Kindness UK
- Kindness UK logo
- Founded: 2011
- Founder: David Jamilly
- Type: Not-for-profit organization
- Region served: United Kingdom
- Website: kindnessuk.com

= Kindness UK =

British organization for kindness

Kindness UK is an independent London-based not-for-profit organisation that promotes kindness in United Kingdom.

==History==
Kindness UK was founded by social entrepreneur David Jamilly in 2011 with the aim of undertaking initiatives to enhance the value and profile of kindness in society. Jamilly previously founded Pod Children's Charity in 1977, the Good Deeds Organisation in 2007 and co-founded Kindness Day UK in 2010.

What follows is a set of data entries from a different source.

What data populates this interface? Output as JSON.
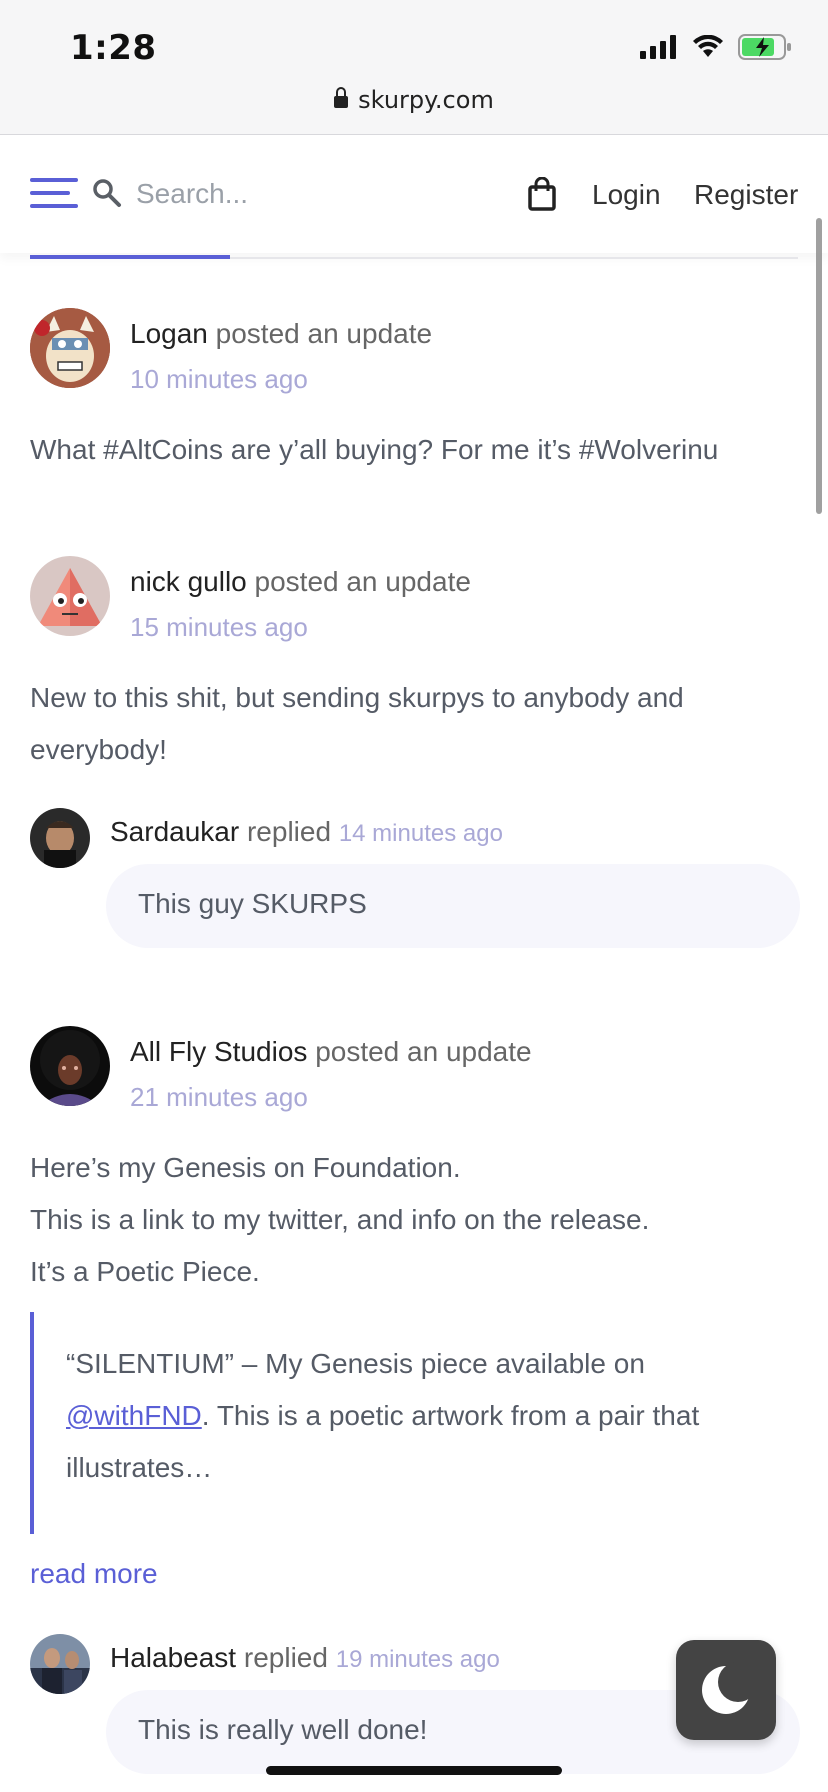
{
  "status_bar": {
    "time": "1:28",
    "url": "skurpy.com"
  },
  "header": {
    "search_placeholder": "Search...",
    "login_label": "Login",
    "register_label": "Register"
  },
  "feed": {
    "posts": [
      {
        "author": "Logan",
        "action": "posted an update",
        "time": "10 minutes ago",
        "text_lines": [
          "What #AltCoins are y’all buying? For me it’s #Wolverinu"
        ]
      },
      {
        "author": "nick gullo",
        "action": "posted an update",
        "time": "15 minutes ago",
        "text_lines": [
          "New to this shit, but sending skurpys to anybody and",
          "everybody!"
        ],
        "reply": {
          "author": "Sardaukar",
          "action": "replied",
          "time": "14 minutes ago",
          "text": "This guy SKURPS"
        }
      },
      {
        "author": "All Fly Studios",
        "action": "posted an update",
        "time": "21 minutes ago",
        "text_lines": [
          "Here’s my Genesis on Foundation.",
          "This is a link to my twitter, and info on the release.",
          "It’s a Poetic Piece."
        ],
        "quote": {
          "line1": "“SILENTIUM” – My Genesis piece available on",
          "link": "@withFND",
          "line2_rest": ". This is a poetic artwork from a pair that",
          "line3": "illustrates…"
        },
        "read_more": "read more",
        "reply": {
          "author": "Halabeast",
          "action": "replied",
          "time": "19 minutes ago",
          "text": "This is really well done!"
        }
      }
    ]
  },
  "colors": {
    "accent": "#5a5fd6",
    "time_text": "#a9a8d6",
    "bubble_bg": "#f6f6fc"
  },
  "icons": [
    "hamburger-menu-icon",
    "search-icon",
    "shopping-bag-icon",
    "moon-icon",
    "lock-icon",
    "signal-icon",
    "wifi-icon",
    "battery-icon"
  ]
}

==Educational initiatives==
===Schools===
In 2016 Kindness UK in collaboration with Coolabi Group developed a month-long campaign Clangers for Kindness, designed to promote simple acts of kindness among kids and their parents.

===Universities===
In partnership with the University of Sussex the Kindness UK Doctoral Conference was launched in 2015. The
Kindness UK Doctoral Conference Award is open to all academic disciplines and is dedicated to the kindness and its effect on people and communities.

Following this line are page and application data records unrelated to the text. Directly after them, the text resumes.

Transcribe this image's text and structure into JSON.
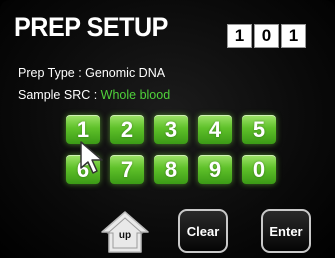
{
  "header": {
    "title": "PREP SETUP",
    "counter": [
      "1",
      "0",
      "1"
    ]
  },
  "info": {
    "prep_type_label": "Prep Type : ",
    "prep_type_value": "Genomic DNA",
    "sample_src_label": "Sample SRC : ",
    "sample_src_value": "Whole blood"
  },
  "keypad": {
    "keys": [
      "1",
      "2",
      "3",
      "4",
      "5",
      "6",
      "7",
      "8",
      "9",
      "0"
    ]
  },
  "actions": {
    "up_label": "up",
    "clear_label": "Clear",
    "enter_label": "Enter"
  },
  "colors": {
    "key_green": "#5fc12a",
    "value_green": "#4fd13a",
    "background": "#000000"
  }
}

Interdisciplinary University of Sussex Kindness UK Symposium was held in 2016.

==Public initiatives==
In 2014 on Kindness Day UK, Kindness UK distributed 10,000 chocolate bars at London Underground stations as a random act of kindness.

==Kindness Day UK==
Kindness Day UK encourages the public to recognize the value of kindness and perform at least one act of kindness on the day. Kindness UK is a lead UK organisation that promotes and celebrates Kindness Day UK.

==External campaigns==
Kindness UK were asked to guest judge Nissan's CARED4 competition which was aimed to search for and reward kind people in the community.